Subject: Re: suddenly my sparcs are crashing left, right, and centre!
To: NetBSD/sparc Discussion List <port-sparc@netbsd.org>
From: Greg A. Woods <woods@weird.com>
List: port-sparc
Date: 04/26/2000 00:44:55
[ On Tuesday, April 25, 2000 at 15:57:08 (-0700), Eduardo Horvath wrote: ]
> Subject: Re: suddenly my sparcs are crashing left, right, and centre!
>
> Looks like you had a double fault panic here, which also explains the lack
> of core dump.  Your first kernel trap seems to be either in
> vm_map_lookup_done() or lockmgr(), don't know exactly.  For that I would
> need to see the trapframe (the locals in addition to the ins).

I guess we don't get that var unless I get a core dump, or a live crash
into ddb....
 
> Then inside cpu_reboot() or dumpsys() you got another trap.  The PC is
> 0xf010e450 which is probably inside dumpsys() which starts at
> 0xf010c6d4.  I suppose if you disassembled all of dumpsys() we might be
> able to figure out the panic in there, but that won't get you to the root
> cause.  But it might get you a crashdump.

I don't see dumpsys() there:

	0xf010e450 <mmu_pagein+120>:    ld  [ %o1 + %o0 ], %i2

> I don't know why you're not breaking into DDB.  You might want to try
> breaking into DDB from the console to be sure it's enabled.  

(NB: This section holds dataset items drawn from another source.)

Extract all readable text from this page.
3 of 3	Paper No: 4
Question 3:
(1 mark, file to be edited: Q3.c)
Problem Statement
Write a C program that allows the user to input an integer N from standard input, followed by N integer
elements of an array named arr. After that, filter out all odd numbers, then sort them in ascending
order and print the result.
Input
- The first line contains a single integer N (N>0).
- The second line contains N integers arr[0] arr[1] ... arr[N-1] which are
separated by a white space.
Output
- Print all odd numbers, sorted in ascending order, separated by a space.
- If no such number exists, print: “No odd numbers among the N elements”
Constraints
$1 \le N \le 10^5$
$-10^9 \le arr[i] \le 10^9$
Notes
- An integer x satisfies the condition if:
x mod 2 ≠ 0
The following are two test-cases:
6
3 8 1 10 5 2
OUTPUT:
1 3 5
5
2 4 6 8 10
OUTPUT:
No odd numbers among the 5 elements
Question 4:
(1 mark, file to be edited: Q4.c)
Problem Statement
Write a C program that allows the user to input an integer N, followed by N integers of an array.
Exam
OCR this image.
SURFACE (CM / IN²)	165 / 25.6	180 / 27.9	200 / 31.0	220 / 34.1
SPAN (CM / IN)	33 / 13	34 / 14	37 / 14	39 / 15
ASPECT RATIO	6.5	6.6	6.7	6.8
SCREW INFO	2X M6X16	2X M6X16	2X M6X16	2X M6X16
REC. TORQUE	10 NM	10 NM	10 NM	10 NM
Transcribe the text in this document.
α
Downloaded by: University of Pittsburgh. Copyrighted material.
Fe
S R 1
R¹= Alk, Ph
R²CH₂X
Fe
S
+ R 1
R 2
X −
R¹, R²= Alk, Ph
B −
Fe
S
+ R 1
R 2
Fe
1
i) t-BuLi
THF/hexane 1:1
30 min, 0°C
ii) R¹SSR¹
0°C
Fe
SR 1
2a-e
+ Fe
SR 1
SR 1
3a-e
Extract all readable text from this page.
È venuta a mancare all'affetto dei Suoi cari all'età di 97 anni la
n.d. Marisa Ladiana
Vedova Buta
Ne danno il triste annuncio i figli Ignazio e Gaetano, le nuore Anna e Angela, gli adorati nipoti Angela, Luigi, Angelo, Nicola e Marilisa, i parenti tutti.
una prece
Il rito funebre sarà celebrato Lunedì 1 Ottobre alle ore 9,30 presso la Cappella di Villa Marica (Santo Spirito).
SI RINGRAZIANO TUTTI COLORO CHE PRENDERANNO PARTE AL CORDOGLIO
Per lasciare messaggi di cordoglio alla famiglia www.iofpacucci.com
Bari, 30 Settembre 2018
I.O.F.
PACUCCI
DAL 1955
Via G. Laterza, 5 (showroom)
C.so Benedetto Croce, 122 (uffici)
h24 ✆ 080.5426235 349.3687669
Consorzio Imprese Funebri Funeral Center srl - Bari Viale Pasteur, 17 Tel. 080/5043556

I was afraid to try it earlier  :-(

And my fears were well founded as it doesn't seem to work:

	login: ^]
	telnet> send brk
	stopping on keyboard abort
	Type  'go' to resume
	Type  help  for more information
	ok go

Oddly enough though db_onpanic is set to '1' in my kernel and I
double-checked that I did compile it with "options DDB":

	00:14 [57] $ gdb /netbsd 
	. . . .
	(no debugging symbols found)...
	(gdb) print db_onpanic
	$1 = 1
	(gdb)

I'm guessing now that a 'make depend' wasn't quite enough to get
everything in place -- I should probably rebuild the whole thing from
scratch.

The question though is whether this is worth the effort or not.  I'm
planning on upgrading this machine to 1.4.2 ASAP anyway, and I have a
client's sparc-20 as well as my old ss-1 server on-site that I can soon
use to test to see if the bug is present in 1.4.2 or not (assuming the
smail binary that triggered it will work on 1.4.2 and still tickle the
problem there too).  As has just been reported there may still be
problems with 1.4.x so perhaps I should just forget 1.3.2 and push
forward to where at least a fix would still be relevant to a larger
number of people....

Assuming I can reproduce the bug on the ss20 with 1.4.2 I can punch a
hole through my firewall to let anyone interested in debugging it get at
the console in the crashed state via my console terminal server.

-- 
							Greg A. Woods

+1 416 218-0098      VE3TCP      <gwoods@acm.org>      <robohack!woods>
Planix, Inc. <woods@planix.com>; Secrets of the Weird <woods@weird.com>